Dans le monde du cheval, cette qualité prend une dimension particulière. D’abord, il faut du courage pour s’approcher d’un cheval. Un animal puissant, rapide, sensible, dont la force impose naturellement le respect. Monter à cheval, c’est accepter une part d’imprévu. C’est accepter de ne pas tout contrôler. C’est accepter aussi de tomber, parfois, pour mieux apprendre. Mais le véritable courage ne réside pas seulement dans l’instant où l’on monte en selle. Il se trouve surtout dans la décision de consacrer sa vie aux chevaux. Car choisir ce métier, c’est souvent choisir une route exigeante, incertaine, et parfois solitaire. Beaucoup rêvent de travailler avec les chevaux. Beaucoup commencent ce chemin avec passion. Mais peu parviennent à en vivre réellement, et encore moins à en vivre confortablement.

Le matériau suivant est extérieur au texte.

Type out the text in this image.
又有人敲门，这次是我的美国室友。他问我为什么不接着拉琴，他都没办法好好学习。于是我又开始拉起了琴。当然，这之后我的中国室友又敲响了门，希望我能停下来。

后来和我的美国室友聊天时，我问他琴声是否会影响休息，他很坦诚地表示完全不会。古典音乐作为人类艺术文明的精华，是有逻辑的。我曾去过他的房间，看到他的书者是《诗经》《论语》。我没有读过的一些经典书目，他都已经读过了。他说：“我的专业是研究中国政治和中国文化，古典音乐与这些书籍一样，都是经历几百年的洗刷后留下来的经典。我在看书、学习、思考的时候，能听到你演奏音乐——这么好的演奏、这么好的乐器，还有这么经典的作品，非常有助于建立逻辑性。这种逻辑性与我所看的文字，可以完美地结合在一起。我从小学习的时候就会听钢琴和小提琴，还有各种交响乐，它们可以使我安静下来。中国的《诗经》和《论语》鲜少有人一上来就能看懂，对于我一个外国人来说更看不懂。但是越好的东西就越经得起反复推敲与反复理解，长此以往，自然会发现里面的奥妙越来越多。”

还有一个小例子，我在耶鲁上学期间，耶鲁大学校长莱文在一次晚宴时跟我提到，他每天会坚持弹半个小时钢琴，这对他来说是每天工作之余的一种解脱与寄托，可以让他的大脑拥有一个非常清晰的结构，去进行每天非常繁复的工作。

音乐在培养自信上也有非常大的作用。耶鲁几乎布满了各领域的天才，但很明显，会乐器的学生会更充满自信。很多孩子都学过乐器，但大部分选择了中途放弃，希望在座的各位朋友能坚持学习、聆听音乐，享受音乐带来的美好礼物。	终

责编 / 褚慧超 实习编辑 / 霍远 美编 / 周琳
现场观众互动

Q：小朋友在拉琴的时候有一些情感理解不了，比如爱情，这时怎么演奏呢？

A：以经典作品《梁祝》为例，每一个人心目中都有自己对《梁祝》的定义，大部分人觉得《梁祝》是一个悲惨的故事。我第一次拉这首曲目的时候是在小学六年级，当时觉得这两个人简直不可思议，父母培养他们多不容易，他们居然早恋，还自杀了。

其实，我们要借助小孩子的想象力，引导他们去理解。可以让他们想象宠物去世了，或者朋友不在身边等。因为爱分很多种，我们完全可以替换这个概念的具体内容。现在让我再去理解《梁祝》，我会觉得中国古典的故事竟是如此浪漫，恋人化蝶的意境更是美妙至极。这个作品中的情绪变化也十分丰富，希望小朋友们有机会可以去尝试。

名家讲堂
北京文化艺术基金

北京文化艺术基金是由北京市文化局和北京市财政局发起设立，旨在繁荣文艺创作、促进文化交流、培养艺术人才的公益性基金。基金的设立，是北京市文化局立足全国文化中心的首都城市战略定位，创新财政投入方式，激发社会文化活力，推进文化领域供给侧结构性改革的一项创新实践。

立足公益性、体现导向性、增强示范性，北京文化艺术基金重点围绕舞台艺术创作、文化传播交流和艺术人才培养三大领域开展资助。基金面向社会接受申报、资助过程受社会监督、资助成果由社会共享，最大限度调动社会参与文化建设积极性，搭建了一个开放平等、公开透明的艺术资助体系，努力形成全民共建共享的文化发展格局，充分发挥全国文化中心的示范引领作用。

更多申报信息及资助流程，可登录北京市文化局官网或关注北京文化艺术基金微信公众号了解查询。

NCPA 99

La réalité du métier est loin de l’image romantique que l’on imagine parfois. C’est un travail physique, quotidien, qui ne connaît ni week-end ni jours fériés. Les chevaux mangent tous les jours. Ils doivent être sortis, nourris, soignés, observés. Qu’il fasse froid, qu’il pleuve, qu’il fasse encore nuit ou que la fatigue se fasse sentir, les écuries vous attendent. Le courage, c’est se lever avant l’aube quand les autres dorment encore. C’est rentrer tard, les mains froides, les bottes pleines de boue, mais le cœur rempli d’une passion intacte. C’est aussi accepter les sacrifices. Les revenus sont souvent incertains. Les années difficiles existent. Les blessures, les imprévus, les dépenses inattendues font partie du quotidien. Dans ce milieu, la passion donne parfois des ailes… mais la réalité rappelle vite la vérité.
Et pourtant, certains choisissent de rester. Ils continuent parce qu’ils savent que ce lien avec le cheval vaut tous les efforts. Parce qu’il y a dans cette relation quelque chose de rare : une confiance qui ne se construit qu’avec du temps, de la patience et une profonde sincérité. Dans le sport équestre, le courage prend encore une autre forme. Il faut oser se mesurer aux autres. Oser croire en son travail, parfois même lorsque personne ne vous attend. Il faut de la détermination, de l’audace, et une grande force intérieure pour s’imposer dans un milieu exigeant où la concurrence est forte. Beaucoup essaient. Peu persévèrent assez longtemps pour franchir les étapes.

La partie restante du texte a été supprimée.